Imagen: Moisés Butze

La versión completa de este texto fue originalmente presentada en el Observatorio Judicial 2009 del Tribunal Electoral del Poder Judicial de la Federación.

Las cuotas de género instauradas en México son parte de un proceso más amplio de reformulación normativa e institucional en marcha en buena parte del mundo. Al igual que otras reformas, (derechos colectivos de minorías culturales y étnicas, formas de democracia participativa, regulaciones restrictivas de la competencia electoral y limitaciones de la libertad de expresión, etc.) las cuotas de género no son parte del legado histórico de la democracia liberal, sino una adición más bien reciente. Son una prueba de que los debates normativos e institucionales en torno a la democracia liberal se encuentran lejos de estar cerrados.

En general —con la notable excepción de los países nórdicos— las democracias consolidadas del mundo se han movido de manera más lenta y cauta en lo que hace a la innovación en materia de cuotas.
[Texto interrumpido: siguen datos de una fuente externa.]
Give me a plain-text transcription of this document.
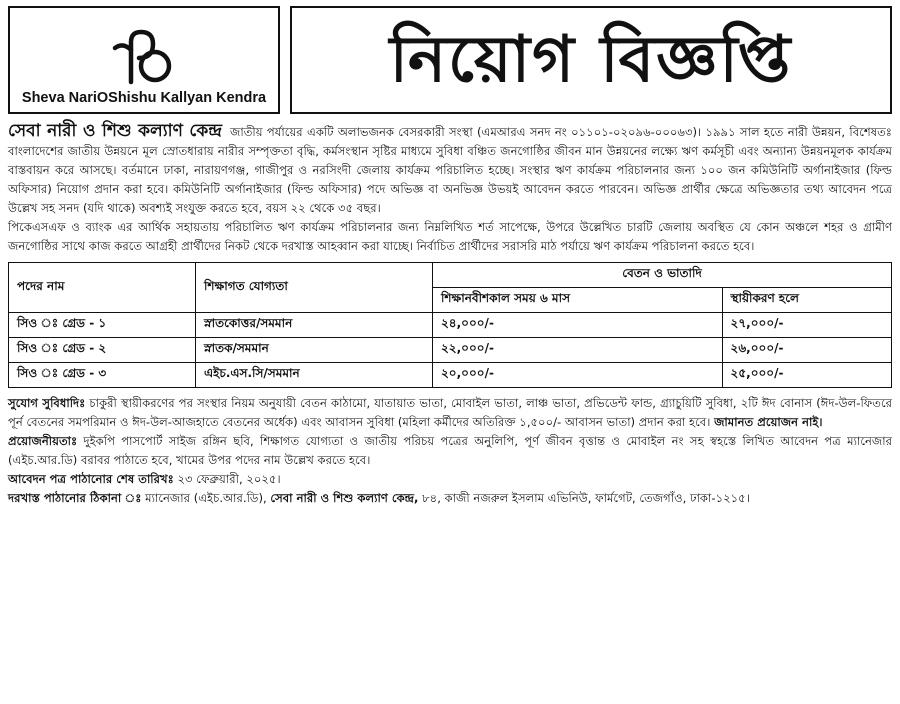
Sheva NariOShishu Kallyan Kendra
নিয়োগ বিজ্ঞপ্তি

সেবা নারী ও শিশু কল্যাণ কেন্দ্র জাতীয় পর্যায়ের একটি অলাভজনক বেসরকারী সংস্থা (এমআরএ সনদ নং ০১১০১-০২০৯৬-০০০৬৩)। ১৯৯১ সাল হতে নারী উন্নয়ন, বিশেষতঃ বাংলাদেশের জাতীয় উন্নয়নে মূল স্রোতধারায় নারীর সম্পৃক্ততা বৃদ্ধি, কর্মসংস্থান সৃষ্টির মাধ্যমে সুবিধা বঞ্চিত জনগোষ্ঠির জীবন মান উন্নয়নের লক্ষ্যে ঋণ কর্মসূচী এবং অন্যান্য উন্নয়নমূলক কার্যক্রম বাস্তবায়ন করে আসছে। বর্তমানে ঢাকা, নারায়ণগঞ্জ, গাজীপুর ও নরসিংদী জেলায় কার্যক্রম পরিচালিত হচ্ছে। সংস্থার ঋণ কার্যক্রম পরিচালনার জন্য ১০০ জন কমিউনিটি অর্গানাইজার (ফিল্ড অফিসার) নিয়োগ প্রদান করা হবে। কমিউনিটি অর্গানাইজার (ফিল্ড অফিসার) পদে অভিজ্ঞ বা অনভিজ্ঞ উভয়ই আবেদন করতে পারবেন। অভিজ্ঞ প্রার্থীর ক্ষেত্রে অভিজ্ঞতার তথ্য আবেদন পত্রে উল্লেখ সহ সনদ (যদি থাকে) অবশ্যই সংযুক্ত করতে হবে, বয়স ২২ থেকে ৩৫ বছর।

পিকেএসএফ ও ব্যাংক এর আর্থিক সহায়তায় পরিচালিত ঋণ কার্যক্রম পরিচালনার জন্য নিম্নলিখিত শর্ত সাপেক্ষে, উপরে উল্লেখিত চারটি জেলায় অবস্থিত যে কোন অঞ্চলে শহর ও গ্রামীণ জনগোষ্ঠির সাথে কাজ করতে আগ্রহী প্রার্থীদের নিকট থেকে দরখাস্ত আহব্বান করা যাচ্ছে। নির্বাচিত প্রার্থীদের সরাসরি মাঠ পর্যায়ে ঋণ কার্যক্রম পরিচালনা করতে হবে।

পদের নাম	শিক্ষাগত যোগ্যতা	বেতন ও ভাতাদি	
		শিক্ষানবীশকাল সময় ৬ মাস	স্থায়ীকরণ হলে
সিও ঃ গ্রেড - ১	স্নাতকোত্তর/সমমান	২৪,০০০/-	২৭,০০০/-
সিও ঃ গ্রেড - ২	স্নাতক/সমমান	২২,০০০/-	২৬,০০০/-
সিও ঃ গ্রেড - ৩	এইচ.এস.সি/সমমান	২০,০০০/-	২৫,০০০/-

সুযোগ সুবিধাদিঃ চাকুরী স্থায়ীকরণের পর সংস্থার নিয়ম অনুযায়ী বেতন কাঠামো, যাতায়াত ভাতা, মোবাইল ভাতা, লাঞ্চ ভাতা, প্রভিডেন্ট ফান্ড, গ্র্যাচুয়িটি সুবিধা, ২টি ঈদ বোনাস (ঈদ-উল-ফিতরে পূর্ন বেতনের সমপরিমান ও ঈদ-উল-আজহাতে বেতনের অর্ধেক) এবং আবাসন সুবিধা (মহিলা কর্মীদের অতিরিক্ত ১,৫০০/- আবাসন ভাতা) প্রদান করা হবে। জামানত প্রয়োজন নাই।

প্রয়োজনীয়তাঃ দুইকপি পাসপোর্ট সাইজ রঙ্গিন ছবি, শিক্ষাগত যোগ্যতা ও জাতীয় পরিচয় পত্রের অনুলিপি, পূর্ণ জীবন বৃত্তান্ত ও মোবাইল নং সহ স্বহস্তে লিখিত আবেদন পত্র ম্যানেজার (এইচ.আর.ডি) বরাবর পাঠাতে হবে, খামের উপর পদের নাম উল্লেখ করতে হবে।

আবেদন পত্র পাঠানোর শেষ তারিখঃ ২৩ ফেব্রুয়ারী, ২০২৫।

দরখাস্ত পাঠানোর ঠিকানা ঃ ম্যানেজার (এইচ.আর.ডি), সেবা নারী ও শিশু কল্যাণ কেন্দ্র, ৮৪, কাজী নজরুল ইসলাম এভিনিউ, ফার্মগেট, তেজগাঁও, ঢাকা-১২১৫।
No sólo eso sino que de los tres tipos de medidas antes descritos han optado por la opción que involucra una menor coerción e intervención estatal: las cuotas partidistas voluntarias. Las reformas que aparecen como mecanismos más radicales —reservar curules para mujeres— son más comunes en países que tienen una historia democrática corta y frágil. Las cuotas legislativas ocupan un lugar intermedio. ¿Qué significa esto? Quiere decir, para empezar, que, a pesar de su innegable éxito, la justificación normativa de estas medidas es todavía motivo de gran debate. Por ejemplo, en Estados Unidos, Inglaterra y Francia el tema de instaurar cuotas de género ha levantado fuertes controversias políticas y judiciales. El tema central es que dichas medidas chocan a menudo con las disposiciones y leyes establecidas para combatir la discriminación y asegurar la igualdad, por ejemplo la Sex Discrimination Act de Gran Bretaña. Muchos se preguntan si el sistema de cuotas es en realidad un avance democrático o si es una medida que por, el contario, choca con principios torales de su legado democrático, como la igualdad de oportunidades. En varios de estos países, como resultado de las polémicas, los partidos políticos adoptaron mecanismos voluntarios. En cambio, en otros países con escasa o nula tradición democrática estas medidas fueron adoptadas de forma rápida y sin grandes debates nacionales. En parte esto se explica precisamente por la ausencia de una tradición democrática bien establecida que pusiera en tela de juicio algunos aspectos normativos cuestionables, o debatibles al menos, de las cuotas en un contexto democrático. Aun los proponentes de las cuotas reconocen que las justificaciones filosóficas de estas medidas son todavía precarias y están por desarrollarse. Con todo, en esos países hay poco pruritos para utilizar la fuerza coercitiva del Estado para imponer una visión de la sociedad.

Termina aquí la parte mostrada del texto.